After a surprising run to the NBA Finals last season, the future was looking very bright for the Miami Heat. They locked in Bam Adebayo to a five-year, $163 million deal before the start of the season. However, after a huge playoff run, the Heat looked nothing like the team they were last season. With a quick season turnaround, the Heat struggled early with a 7-14 record over their first 21 games. It also didn’t help that their best player, Jimmy Butler, only played in 10 of the team’s first 21 games.
Miami was also one of the teams hit hardest by Covid-19 with several players having to be quarantined. There were nights where over half of the team was sidelined. In the first two games against the Philadelphia 76ers, Miami only had eight available players, barely reaching the league minimum allowed to play. Then there were injuries to Tyler Herro (18 games missed), Goran Dragic (22 games missed), and Victor Oladipo (23 games missed) that affected the team’s continuity. Out of the three, Oladipo’s injury was the toughest.

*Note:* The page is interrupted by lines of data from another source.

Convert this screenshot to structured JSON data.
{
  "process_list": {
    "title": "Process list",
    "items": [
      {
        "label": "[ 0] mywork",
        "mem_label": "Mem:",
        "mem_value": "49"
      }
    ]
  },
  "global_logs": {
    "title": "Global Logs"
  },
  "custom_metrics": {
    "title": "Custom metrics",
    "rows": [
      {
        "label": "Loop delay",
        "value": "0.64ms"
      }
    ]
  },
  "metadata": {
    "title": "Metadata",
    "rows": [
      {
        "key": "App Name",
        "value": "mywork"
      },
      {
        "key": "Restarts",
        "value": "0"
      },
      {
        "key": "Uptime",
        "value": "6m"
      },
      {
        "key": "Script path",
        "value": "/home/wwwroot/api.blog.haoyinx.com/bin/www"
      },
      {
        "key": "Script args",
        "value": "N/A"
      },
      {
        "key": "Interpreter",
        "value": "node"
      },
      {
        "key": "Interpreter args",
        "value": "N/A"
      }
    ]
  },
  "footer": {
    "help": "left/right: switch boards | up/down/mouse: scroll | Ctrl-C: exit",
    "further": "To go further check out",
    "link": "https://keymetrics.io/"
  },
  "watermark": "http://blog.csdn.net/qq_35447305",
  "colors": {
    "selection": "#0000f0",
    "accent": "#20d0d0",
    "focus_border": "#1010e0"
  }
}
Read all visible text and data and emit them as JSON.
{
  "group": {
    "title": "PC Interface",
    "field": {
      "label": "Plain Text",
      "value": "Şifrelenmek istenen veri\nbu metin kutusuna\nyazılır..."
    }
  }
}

Miami had acquired him at the deadline to be an X-factor for this postseason. Unfortunately, Oladipo’s season ended with the guard electing to have surgery on his injured knee.
Aside from the injuries, the team has been mediocre on the floor all season, especially on the offensive end. Last season, Miami ranked 15th (112 points per game) in offense in the league. Add that with a top-10 defense, then you’ll see why the Heat were a tough team to beat every night. However, this season is very different. This year, they have the fifth-worst offense (108.1 points per game) and fifth-best defense (108 points per game) in the league. They may have a top-five defense, but when the offense is struggling, it doesn’t matter how good they are on one end of the floor.
One of the reasons for the team’s struggling offense has been Herro and Duncan Robinson‘s inefficiencies. Both players have been in a slump this season. Even though Robinson is shooting 40 percent from beyond the arc, his efficiency has dipped from his historical shooting percentage (44.6 percent) from last season. Herro’s three-point shooting has also dipped from 38.9 percent from last season to 36 percent this season. Teams have keyed in on both players in their scouting reports. Regression was expected but because both players are relied heavily upon offensively it has affected Miami in terms of wins and losses.
In all, the Heat have been inconsistent all season. Instead of competing for one of the top seeds in the Eastern Conference, Miami has lost games they should’ve won handily and struggled against teams with winning records. But what Miami taught us last postseason is that a team’s regular-season performance doesn’t matter as long as they show up. Last season’s Heat team finished fifth in the East but flipped the switch to make a long postseason run. We’ll see if they can flip the switch again this postseason.